Passing Params to an Optimizer


A quick question regarding the code snippet below from the PyTorch Autograd Mechanics Tutorial:

model = torchvision.models.resnet18(pretrained=True)
for param in model.parameters():
    param.requires_grad = False
# Replace the last fully-connected layer
# Parameters of newly constructed modules have requires_grad=True by default
model.fc = nn.Linear(512, 100)

# Optimize only the classifier
optimizer = optim.SGD(model.fc.parameters(), lr=1e-2, momentum=0.9)

What would be the difference if I were to just pass in the entire model’s parameters? E.g.:

optimizer = optim.SGD(model.parameters(), lr=1e-2, momentum=0.9)

instead of

optimizer = optim.SGD(model.fc.parameters(), lr=1e-2, momentum=0.9)

I am a bit confused why this would matter, since we are setting requires_grad=False to every parameter of the model, besides the model.fc layer (because this layer is created as a new module, which has requires_grad=True by default.

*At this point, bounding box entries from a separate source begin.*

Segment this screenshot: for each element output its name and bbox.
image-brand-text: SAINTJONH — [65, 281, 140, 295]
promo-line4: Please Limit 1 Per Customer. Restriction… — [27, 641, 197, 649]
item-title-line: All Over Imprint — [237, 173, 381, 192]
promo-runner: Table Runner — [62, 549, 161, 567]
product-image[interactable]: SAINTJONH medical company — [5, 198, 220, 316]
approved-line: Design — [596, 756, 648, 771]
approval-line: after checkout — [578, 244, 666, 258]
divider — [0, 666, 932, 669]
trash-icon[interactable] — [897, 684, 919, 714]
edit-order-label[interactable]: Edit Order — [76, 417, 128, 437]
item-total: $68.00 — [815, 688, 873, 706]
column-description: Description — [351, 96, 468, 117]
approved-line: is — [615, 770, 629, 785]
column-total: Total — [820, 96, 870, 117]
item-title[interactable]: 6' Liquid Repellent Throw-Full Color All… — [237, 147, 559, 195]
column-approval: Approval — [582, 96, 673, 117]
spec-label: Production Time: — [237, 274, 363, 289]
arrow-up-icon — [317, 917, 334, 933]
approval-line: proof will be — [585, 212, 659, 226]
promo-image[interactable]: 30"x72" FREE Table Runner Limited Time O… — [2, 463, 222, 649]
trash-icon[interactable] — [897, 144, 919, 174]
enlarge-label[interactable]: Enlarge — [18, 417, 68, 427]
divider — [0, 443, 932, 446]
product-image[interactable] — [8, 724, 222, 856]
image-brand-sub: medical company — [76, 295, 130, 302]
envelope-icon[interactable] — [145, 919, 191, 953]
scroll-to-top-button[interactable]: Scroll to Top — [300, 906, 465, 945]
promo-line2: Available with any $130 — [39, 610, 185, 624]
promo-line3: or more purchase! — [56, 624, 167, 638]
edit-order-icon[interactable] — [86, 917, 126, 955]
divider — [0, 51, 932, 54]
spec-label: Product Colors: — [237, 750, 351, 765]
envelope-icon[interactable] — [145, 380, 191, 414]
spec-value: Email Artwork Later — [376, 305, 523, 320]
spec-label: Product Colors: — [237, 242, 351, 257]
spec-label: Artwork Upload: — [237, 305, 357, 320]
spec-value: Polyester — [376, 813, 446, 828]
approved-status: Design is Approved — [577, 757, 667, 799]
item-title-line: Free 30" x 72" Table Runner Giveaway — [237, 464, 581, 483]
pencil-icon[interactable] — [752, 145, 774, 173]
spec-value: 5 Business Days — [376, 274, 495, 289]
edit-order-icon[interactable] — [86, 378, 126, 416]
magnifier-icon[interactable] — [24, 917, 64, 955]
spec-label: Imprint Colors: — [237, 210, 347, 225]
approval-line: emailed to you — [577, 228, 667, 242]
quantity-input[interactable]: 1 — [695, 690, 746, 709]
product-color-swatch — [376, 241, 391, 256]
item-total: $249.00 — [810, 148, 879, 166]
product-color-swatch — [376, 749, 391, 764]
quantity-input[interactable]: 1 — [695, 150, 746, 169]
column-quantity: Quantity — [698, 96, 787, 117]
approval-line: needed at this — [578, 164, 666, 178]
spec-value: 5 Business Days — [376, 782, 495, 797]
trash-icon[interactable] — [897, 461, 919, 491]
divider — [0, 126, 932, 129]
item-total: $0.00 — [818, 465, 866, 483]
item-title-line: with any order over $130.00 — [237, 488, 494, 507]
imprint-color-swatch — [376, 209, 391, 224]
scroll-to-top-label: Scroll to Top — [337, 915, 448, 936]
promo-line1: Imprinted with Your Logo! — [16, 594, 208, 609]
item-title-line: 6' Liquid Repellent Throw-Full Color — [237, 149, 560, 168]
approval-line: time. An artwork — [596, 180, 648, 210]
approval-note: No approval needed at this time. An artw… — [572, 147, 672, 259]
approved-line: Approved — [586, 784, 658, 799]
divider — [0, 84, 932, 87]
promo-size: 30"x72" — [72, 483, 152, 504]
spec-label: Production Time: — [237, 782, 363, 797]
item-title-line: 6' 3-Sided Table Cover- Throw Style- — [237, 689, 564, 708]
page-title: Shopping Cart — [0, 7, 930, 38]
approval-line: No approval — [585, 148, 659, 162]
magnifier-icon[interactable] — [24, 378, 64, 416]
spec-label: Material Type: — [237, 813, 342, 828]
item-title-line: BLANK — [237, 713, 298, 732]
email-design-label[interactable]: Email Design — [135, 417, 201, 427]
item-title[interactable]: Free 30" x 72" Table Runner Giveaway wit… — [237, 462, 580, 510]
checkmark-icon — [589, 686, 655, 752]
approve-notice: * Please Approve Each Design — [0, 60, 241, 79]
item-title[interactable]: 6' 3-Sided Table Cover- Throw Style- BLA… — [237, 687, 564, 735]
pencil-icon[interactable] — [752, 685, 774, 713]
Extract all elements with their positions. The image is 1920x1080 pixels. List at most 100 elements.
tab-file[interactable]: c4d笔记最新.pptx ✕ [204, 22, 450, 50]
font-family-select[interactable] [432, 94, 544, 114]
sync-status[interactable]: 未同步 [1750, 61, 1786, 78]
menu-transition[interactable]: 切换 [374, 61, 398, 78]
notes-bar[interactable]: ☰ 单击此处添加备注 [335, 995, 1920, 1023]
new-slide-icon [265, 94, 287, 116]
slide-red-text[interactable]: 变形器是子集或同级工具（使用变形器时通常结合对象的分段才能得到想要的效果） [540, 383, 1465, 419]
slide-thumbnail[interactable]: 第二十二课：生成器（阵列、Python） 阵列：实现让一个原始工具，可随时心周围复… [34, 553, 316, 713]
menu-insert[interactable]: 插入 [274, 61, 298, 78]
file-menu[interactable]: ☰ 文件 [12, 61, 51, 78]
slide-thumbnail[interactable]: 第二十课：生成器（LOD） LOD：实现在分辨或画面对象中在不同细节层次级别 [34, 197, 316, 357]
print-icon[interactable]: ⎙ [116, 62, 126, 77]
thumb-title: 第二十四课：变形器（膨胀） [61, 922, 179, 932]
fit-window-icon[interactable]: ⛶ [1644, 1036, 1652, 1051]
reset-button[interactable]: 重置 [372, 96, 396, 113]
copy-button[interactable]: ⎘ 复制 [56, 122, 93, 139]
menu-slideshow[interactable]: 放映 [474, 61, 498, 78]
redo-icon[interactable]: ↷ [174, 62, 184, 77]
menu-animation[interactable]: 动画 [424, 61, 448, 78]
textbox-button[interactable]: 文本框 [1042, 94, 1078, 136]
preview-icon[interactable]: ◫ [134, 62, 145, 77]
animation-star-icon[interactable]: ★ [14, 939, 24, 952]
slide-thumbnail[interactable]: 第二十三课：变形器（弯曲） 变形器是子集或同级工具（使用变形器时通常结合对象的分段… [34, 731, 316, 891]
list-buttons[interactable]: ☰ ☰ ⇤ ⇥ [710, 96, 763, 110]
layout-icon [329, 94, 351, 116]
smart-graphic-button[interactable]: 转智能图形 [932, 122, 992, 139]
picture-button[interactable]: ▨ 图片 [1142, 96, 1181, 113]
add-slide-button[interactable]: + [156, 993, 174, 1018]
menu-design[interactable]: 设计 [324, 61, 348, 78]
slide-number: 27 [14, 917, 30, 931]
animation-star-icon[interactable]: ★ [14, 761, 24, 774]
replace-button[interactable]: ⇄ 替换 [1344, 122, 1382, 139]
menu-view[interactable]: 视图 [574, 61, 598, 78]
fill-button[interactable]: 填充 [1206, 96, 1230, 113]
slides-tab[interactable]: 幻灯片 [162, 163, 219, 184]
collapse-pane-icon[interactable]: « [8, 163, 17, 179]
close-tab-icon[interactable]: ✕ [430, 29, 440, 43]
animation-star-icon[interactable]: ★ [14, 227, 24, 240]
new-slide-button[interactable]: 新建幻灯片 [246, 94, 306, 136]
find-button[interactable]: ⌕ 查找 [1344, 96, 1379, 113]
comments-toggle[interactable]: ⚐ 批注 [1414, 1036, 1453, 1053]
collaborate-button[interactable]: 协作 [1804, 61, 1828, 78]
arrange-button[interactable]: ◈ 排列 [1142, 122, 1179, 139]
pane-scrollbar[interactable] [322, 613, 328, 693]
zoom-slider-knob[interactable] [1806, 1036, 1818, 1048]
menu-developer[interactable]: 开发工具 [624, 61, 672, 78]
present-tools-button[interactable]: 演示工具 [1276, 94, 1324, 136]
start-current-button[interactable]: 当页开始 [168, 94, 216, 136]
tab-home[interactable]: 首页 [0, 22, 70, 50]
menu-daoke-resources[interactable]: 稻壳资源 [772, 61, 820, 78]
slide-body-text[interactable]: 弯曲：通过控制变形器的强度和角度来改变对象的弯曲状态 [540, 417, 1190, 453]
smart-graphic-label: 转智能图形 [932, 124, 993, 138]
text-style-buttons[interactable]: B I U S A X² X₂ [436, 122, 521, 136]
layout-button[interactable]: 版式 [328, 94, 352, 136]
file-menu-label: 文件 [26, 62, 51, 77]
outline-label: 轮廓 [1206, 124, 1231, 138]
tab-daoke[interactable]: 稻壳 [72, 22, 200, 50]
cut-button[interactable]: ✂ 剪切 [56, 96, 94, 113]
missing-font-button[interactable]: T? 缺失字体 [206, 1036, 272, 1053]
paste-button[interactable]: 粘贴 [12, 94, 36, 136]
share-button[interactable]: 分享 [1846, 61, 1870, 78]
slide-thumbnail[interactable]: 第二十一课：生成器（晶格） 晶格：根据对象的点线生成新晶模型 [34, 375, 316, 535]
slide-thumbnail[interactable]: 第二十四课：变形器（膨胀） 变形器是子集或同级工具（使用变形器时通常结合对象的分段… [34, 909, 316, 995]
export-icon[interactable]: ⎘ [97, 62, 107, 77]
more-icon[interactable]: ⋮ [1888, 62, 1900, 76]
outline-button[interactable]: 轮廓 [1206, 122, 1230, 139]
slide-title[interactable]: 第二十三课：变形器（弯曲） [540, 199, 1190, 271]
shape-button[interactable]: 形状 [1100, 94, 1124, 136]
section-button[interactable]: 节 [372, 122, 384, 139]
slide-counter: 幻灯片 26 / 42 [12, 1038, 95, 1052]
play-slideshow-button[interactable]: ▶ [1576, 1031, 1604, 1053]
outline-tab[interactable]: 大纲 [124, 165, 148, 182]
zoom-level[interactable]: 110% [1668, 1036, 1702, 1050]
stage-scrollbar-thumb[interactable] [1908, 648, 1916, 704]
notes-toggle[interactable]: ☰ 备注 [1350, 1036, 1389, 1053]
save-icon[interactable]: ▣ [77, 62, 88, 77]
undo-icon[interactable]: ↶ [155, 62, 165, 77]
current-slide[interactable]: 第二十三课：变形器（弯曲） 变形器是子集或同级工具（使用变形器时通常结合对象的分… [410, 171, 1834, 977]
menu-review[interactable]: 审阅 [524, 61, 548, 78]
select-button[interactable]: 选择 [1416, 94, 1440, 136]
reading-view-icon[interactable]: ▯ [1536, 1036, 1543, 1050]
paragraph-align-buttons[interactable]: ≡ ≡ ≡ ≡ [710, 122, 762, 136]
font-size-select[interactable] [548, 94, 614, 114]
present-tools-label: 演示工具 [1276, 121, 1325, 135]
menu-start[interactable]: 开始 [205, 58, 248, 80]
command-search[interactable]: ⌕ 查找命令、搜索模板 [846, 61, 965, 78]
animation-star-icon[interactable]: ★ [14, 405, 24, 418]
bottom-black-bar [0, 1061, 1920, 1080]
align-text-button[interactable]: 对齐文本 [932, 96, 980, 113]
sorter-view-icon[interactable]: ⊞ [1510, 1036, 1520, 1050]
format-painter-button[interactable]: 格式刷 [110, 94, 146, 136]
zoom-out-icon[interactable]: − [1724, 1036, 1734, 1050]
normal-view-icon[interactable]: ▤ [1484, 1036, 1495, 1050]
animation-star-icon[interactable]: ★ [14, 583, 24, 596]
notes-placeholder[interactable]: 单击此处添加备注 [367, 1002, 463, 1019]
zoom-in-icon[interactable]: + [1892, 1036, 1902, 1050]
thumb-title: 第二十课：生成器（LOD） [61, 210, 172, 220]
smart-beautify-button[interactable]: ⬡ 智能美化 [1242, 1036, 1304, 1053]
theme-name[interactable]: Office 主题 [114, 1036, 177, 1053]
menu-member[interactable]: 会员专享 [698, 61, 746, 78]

Thanks and I apologize if this has been asked already,

In this example it wouldn’t change the behavior, and the optimizer will just skip all parameters without a gradient.
However, “explicit is better than implicit” according to the Python Zen, so the the first approach might be cleaner.

There are some edge cases, where e.g. a parameter was trained, then frozen and should therefore not be updated anymore.
However, if you are using weight decay, this "frozen’ parameter might still be updated.
As you can see, this is not the usual use case, but might create some headache while debugging. :wink:


Wow very interesting!

Just to confirm, this edge case you are talking about would be in favor of the 2nd option right? (i.e. use all model parameters so you have the ability to freeze them during training, but risky due to weight decay)

Thanks for the reply :slight_smile:

Yes, that’s correct. However, this edge case was an “error” in some posts and rather unwanted behavior. :wink:

1 Like

I see, thanks for the clarification :slight_smile: